The effect of Charles’s accession on Scottish independence is an open question. The crown was unified in 1603 under James I and the parliaments did not join until 1707, and some pro-independence leaders, including Sturgeon, want an independent Scotland to retain the monarch as head of state.
Chris McEleny, the general secretary of the pro-independence Alba party, has described that as “an absurdity”. Salmond, who now leads the Alba party, has said the effect of Charles’s accession will be only “on the margins”. But Adam Tomkins, a professor of constitutional law at Glasgow University, sees it as “quite a dangerous moment”.
“Nobody is going to vote yes [for independence] rather than no because a 96-year-old woman has died, but identity politics is about sentiment,” he said. “The Queen was held in much greater affection than any of her children. There are quite a few people who are thinking this isn’t the end of a life but the end of an age.”

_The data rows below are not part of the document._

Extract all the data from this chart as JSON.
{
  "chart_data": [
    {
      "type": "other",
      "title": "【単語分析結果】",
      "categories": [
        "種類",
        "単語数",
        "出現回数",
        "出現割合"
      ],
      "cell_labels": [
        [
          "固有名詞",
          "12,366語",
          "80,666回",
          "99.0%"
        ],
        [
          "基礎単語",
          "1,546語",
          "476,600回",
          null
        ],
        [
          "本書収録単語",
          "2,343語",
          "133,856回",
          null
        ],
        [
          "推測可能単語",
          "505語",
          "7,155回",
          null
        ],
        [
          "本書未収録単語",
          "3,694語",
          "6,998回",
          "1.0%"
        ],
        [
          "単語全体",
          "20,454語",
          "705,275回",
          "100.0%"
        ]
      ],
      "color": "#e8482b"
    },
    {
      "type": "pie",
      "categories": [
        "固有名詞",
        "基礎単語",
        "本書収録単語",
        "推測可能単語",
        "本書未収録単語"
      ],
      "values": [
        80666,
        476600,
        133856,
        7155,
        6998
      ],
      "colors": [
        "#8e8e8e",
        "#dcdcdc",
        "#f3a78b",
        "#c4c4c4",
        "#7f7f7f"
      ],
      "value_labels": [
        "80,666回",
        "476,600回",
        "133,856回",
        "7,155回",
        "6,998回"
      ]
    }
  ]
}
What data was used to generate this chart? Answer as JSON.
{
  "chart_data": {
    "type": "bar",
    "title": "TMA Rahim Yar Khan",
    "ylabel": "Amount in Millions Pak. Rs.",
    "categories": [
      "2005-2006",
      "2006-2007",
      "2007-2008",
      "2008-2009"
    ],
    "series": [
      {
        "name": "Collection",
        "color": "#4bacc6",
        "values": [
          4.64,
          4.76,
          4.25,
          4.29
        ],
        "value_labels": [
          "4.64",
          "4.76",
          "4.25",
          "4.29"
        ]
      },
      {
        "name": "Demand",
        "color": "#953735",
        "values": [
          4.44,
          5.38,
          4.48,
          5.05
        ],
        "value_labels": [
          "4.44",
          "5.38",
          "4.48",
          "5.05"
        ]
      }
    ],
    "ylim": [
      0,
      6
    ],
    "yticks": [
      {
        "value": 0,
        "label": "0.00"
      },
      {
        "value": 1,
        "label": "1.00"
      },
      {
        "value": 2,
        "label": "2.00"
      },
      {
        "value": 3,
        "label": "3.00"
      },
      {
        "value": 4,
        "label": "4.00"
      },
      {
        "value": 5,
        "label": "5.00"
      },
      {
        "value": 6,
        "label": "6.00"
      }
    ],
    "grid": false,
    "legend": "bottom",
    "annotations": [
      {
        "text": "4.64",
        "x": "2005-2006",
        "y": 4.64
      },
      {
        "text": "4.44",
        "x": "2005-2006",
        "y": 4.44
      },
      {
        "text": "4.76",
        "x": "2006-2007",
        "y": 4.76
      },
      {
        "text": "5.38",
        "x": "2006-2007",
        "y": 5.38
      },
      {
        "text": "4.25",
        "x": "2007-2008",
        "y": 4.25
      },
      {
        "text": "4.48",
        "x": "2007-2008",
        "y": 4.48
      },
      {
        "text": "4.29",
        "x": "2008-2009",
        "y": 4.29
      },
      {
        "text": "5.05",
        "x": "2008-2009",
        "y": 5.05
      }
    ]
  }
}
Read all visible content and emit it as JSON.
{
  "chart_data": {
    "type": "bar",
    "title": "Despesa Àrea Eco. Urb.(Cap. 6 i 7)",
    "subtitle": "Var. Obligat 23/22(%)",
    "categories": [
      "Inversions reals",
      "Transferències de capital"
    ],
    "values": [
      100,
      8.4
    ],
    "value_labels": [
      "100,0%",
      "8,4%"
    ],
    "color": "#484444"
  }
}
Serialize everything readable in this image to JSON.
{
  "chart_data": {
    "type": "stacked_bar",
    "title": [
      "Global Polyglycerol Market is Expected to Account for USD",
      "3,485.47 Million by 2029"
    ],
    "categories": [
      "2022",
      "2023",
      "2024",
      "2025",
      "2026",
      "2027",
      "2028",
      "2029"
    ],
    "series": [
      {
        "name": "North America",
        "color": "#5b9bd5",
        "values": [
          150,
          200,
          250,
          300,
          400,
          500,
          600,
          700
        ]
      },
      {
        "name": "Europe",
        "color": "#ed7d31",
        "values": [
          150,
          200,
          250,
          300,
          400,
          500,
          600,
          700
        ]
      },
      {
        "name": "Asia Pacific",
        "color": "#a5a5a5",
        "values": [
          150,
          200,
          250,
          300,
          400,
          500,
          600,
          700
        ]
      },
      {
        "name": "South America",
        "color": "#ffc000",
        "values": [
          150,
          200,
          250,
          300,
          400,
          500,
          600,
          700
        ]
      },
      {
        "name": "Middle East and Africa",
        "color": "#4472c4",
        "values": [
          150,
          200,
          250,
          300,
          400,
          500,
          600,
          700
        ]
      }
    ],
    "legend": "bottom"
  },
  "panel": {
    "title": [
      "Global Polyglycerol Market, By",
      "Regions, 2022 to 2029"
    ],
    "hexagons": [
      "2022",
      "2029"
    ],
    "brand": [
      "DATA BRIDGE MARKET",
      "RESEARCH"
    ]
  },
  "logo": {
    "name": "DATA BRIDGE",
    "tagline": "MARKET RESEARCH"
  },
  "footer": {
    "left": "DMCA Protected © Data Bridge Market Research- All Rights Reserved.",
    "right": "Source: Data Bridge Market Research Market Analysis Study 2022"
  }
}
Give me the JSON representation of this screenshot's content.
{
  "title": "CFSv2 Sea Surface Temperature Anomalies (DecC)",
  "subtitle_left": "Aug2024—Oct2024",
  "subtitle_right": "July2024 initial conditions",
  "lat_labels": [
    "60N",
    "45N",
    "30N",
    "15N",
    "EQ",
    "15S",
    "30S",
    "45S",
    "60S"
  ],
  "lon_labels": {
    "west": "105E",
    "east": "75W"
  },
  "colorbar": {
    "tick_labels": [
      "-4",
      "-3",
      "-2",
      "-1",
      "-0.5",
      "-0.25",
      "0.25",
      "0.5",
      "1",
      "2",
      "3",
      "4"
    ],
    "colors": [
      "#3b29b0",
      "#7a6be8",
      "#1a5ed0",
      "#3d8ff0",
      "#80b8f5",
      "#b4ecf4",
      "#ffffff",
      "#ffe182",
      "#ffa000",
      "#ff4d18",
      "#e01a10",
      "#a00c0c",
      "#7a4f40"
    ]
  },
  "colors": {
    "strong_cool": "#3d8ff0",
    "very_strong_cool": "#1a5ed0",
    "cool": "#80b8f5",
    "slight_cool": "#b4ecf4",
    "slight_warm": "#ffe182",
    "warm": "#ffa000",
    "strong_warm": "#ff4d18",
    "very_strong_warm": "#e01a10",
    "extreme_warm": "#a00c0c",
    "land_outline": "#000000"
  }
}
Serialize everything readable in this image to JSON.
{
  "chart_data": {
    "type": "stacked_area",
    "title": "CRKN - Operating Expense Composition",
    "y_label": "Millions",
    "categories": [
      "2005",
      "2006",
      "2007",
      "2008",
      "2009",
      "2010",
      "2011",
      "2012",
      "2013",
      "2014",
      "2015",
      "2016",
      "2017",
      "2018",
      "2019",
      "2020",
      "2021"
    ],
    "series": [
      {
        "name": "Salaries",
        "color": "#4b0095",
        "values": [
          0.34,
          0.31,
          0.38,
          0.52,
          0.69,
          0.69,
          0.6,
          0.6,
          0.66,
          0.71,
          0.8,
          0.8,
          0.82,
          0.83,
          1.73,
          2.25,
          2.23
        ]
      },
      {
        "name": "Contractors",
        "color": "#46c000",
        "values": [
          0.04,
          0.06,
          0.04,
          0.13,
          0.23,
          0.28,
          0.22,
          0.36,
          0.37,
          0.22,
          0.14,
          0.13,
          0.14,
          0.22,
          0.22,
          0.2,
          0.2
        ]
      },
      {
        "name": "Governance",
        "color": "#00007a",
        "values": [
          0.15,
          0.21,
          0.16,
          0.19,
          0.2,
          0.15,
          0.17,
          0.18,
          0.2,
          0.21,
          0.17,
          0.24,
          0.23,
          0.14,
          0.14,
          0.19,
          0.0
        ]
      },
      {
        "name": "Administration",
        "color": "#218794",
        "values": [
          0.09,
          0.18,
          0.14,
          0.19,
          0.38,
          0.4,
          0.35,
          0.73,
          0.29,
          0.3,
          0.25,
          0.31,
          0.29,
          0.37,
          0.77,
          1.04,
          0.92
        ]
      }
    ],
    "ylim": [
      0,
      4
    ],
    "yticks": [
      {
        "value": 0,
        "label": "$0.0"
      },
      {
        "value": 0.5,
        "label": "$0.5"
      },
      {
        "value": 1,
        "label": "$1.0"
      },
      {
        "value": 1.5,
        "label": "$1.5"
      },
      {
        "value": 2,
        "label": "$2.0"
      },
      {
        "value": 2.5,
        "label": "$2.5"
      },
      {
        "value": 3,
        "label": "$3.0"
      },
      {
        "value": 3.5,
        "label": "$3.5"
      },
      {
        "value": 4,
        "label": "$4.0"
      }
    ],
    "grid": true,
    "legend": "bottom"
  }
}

Tomkins said: “[The royals] are seen as [representative] of a certain part of Scotland – rural, farming and aristocratic – which exists in Aberdeenshire, Perthshire, the Borders and Dumfrieshire, and nowhere else. The vast majority of the urban population see this as historic and rarefied and not part of the modern Scotland.”
Malcolm Fraser, the convener of Common Weal, a pro-independence thinktank, described the transition as a “sideshow”. The question of who is the head of state was a matter of personal taste, he said, but “there are more democratic emergencies affecting Britain. We are more concerned about the parallel coronation of Liz Truss by a small elite.”